Pourtant, celui qui appartient à la première génération d’experts formés par la chaire Unesco ne peut que reconnaitre l’évolution rapide du droit des femmes en Côte d’Ivoire. Ce changement brusque de cadre de référence peut du reste occasionner des dilemmes complexes. Louis-Séverin se souvient de cette femme qui avait dû choisir entre sa vie conjugale et son ambition politique. Une situation inconcevable pour son mari qui s’était soldée par un divorce. La séparation reste à ce titre un sujet majeur d’émancipation ; « la femme paye systématiquement le plus lourd tribut. Cela est perçu comme un échec familial qui lui est sans cesse reproché », précise-t-il. Les femmes doivent aussi être des cibles prioritaires de la sensibilisation, répète-t-on parmi les acteurs du genre en Côte d’Ivoire.
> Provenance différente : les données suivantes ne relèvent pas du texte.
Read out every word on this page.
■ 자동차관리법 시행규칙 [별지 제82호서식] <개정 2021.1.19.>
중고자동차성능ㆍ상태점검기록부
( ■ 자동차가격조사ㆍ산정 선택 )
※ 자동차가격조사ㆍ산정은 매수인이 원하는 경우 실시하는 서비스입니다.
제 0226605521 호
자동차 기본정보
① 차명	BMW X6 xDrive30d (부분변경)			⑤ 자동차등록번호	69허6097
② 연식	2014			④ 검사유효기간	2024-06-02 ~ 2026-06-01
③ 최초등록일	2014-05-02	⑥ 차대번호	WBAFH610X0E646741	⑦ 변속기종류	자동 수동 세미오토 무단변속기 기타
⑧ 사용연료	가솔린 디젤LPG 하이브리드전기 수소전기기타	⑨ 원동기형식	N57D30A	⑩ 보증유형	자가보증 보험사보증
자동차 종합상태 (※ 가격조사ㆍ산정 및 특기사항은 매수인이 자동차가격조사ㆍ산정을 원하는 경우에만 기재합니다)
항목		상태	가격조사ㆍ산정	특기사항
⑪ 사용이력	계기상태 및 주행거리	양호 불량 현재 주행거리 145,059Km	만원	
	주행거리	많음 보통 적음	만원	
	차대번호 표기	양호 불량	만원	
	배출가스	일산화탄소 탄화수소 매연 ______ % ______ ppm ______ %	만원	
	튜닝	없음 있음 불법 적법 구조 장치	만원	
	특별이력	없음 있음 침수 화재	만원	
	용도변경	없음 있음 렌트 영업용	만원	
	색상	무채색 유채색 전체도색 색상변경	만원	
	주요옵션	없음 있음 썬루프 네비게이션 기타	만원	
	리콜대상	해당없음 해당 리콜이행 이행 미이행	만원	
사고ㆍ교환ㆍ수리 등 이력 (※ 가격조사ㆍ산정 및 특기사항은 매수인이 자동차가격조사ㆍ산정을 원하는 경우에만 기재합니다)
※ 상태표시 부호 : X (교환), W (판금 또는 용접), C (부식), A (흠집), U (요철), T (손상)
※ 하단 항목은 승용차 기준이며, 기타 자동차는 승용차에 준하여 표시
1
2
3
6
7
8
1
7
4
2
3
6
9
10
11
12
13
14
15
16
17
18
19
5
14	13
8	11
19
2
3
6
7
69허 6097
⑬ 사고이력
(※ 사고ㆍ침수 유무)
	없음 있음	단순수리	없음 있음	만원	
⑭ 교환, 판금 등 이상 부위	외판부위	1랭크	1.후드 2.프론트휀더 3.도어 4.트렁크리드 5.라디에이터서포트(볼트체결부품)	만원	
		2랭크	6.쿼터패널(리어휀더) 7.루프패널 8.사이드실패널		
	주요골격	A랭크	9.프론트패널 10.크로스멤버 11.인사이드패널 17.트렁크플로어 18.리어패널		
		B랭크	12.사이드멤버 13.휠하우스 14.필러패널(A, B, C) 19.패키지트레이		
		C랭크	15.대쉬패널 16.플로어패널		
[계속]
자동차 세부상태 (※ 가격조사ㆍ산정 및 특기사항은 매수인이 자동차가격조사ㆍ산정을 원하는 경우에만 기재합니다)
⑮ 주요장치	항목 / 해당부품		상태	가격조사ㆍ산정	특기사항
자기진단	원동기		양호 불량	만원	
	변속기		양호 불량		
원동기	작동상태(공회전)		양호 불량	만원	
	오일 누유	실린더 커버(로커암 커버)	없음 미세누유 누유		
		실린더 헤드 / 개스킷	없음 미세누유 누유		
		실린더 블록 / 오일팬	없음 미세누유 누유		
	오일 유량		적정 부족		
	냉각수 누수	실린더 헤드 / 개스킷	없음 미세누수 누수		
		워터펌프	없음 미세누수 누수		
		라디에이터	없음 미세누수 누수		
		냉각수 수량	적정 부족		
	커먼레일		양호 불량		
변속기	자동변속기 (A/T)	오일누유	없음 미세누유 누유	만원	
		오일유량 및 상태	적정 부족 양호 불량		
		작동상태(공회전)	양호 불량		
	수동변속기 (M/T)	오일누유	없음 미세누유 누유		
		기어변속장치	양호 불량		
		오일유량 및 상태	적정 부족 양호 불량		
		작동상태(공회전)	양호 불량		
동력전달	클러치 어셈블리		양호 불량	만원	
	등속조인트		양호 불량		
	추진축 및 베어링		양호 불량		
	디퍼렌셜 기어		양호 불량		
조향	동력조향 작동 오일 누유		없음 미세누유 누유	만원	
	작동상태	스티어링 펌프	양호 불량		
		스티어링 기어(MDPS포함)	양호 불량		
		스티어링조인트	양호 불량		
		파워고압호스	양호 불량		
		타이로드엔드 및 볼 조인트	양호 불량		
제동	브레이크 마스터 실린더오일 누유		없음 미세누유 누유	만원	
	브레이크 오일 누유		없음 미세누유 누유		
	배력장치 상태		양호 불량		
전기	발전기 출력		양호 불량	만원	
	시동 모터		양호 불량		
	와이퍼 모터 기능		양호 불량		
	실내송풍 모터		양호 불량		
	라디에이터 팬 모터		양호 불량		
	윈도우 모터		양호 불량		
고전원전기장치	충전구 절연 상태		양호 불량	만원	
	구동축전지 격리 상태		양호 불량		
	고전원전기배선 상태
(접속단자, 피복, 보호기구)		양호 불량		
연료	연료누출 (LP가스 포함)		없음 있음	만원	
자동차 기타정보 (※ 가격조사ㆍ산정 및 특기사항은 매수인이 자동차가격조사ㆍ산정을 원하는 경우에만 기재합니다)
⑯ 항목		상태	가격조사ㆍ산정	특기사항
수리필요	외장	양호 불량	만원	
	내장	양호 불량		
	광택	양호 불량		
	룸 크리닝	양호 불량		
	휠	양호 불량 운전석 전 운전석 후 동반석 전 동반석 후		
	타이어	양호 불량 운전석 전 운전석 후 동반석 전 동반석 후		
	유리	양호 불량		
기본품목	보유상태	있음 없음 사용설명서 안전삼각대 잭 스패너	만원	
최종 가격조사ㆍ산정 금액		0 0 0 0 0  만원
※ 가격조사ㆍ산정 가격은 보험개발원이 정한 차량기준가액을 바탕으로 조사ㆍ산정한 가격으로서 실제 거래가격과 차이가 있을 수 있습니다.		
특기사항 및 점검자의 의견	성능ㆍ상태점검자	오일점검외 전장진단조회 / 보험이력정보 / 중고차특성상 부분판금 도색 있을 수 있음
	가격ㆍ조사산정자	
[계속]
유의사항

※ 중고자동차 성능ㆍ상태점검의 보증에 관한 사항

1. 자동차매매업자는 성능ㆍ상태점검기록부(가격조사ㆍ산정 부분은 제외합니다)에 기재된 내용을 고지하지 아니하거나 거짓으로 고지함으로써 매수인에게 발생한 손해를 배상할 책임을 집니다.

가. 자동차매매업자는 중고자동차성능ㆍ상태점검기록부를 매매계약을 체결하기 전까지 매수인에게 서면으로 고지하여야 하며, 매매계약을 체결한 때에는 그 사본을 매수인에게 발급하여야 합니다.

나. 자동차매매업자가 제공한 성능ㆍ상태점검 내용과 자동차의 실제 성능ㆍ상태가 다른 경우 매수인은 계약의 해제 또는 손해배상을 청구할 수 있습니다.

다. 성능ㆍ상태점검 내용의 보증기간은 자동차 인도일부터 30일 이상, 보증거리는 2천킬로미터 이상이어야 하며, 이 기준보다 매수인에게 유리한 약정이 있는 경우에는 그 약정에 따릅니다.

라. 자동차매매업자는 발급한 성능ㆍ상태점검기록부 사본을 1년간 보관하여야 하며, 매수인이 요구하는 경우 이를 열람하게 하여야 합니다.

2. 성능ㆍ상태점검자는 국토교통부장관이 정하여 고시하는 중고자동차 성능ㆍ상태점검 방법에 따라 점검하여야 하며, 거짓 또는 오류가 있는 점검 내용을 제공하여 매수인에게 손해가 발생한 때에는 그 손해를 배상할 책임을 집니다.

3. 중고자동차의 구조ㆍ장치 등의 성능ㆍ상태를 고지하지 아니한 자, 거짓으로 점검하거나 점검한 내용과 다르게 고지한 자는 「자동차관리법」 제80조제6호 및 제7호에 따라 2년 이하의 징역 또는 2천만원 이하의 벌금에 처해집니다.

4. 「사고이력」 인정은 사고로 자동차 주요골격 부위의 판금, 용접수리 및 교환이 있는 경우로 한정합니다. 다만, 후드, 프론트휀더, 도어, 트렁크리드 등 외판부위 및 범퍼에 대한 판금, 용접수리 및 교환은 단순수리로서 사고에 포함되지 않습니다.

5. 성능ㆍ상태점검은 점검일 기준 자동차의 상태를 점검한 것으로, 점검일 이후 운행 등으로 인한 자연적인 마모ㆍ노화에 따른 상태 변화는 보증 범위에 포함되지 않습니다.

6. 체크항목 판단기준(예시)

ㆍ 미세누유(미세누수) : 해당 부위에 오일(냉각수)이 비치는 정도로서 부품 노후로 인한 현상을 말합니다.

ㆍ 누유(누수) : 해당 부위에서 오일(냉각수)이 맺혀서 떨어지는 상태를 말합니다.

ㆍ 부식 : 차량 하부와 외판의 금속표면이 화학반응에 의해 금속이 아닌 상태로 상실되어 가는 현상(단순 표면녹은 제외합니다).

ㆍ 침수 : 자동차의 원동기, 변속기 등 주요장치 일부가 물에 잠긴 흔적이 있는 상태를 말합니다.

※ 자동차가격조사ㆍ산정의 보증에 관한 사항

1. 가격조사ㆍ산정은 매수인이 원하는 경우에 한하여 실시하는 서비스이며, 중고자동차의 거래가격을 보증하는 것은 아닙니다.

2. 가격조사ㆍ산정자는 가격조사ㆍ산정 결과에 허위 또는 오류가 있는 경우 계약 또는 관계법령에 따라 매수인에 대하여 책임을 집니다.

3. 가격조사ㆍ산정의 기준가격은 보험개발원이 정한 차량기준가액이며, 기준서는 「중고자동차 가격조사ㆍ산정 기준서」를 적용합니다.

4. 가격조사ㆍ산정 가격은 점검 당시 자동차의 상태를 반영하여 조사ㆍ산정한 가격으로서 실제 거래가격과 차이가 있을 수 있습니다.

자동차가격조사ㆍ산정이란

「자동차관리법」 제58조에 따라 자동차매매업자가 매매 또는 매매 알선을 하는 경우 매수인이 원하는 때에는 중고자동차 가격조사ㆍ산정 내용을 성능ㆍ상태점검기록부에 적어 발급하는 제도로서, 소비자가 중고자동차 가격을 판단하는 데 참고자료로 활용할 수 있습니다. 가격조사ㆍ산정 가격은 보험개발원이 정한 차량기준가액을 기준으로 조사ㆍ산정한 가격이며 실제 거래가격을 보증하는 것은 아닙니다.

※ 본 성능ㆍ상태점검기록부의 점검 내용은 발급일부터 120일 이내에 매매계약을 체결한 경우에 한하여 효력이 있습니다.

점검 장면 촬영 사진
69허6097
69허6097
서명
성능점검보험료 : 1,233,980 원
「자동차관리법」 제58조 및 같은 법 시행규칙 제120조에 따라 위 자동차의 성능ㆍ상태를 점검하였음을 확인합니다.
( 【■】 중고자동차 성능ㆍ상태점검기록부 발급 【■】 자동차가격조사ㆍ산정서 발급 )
Comme le révèle le SIGI, les Ivoiriennes sont encore 43 % à considérer qu’un mari est en droit de frapper ou de battre sa conjointe dans certaines circonstances. « Nos États sont encore jeunes », rassérène l’expert, qui ne doute pas d’une trajectoire rapide vers l’égalité entre hommes et femmes.

D’ici là, l’avenir semble tenir aux réussites féminines que saura produire la Côte d’Ivoire, car « En Afrique, les femmes sont déjà fortes, elles sont juste invisibles », conclut Euphrasie Kouassi Yao.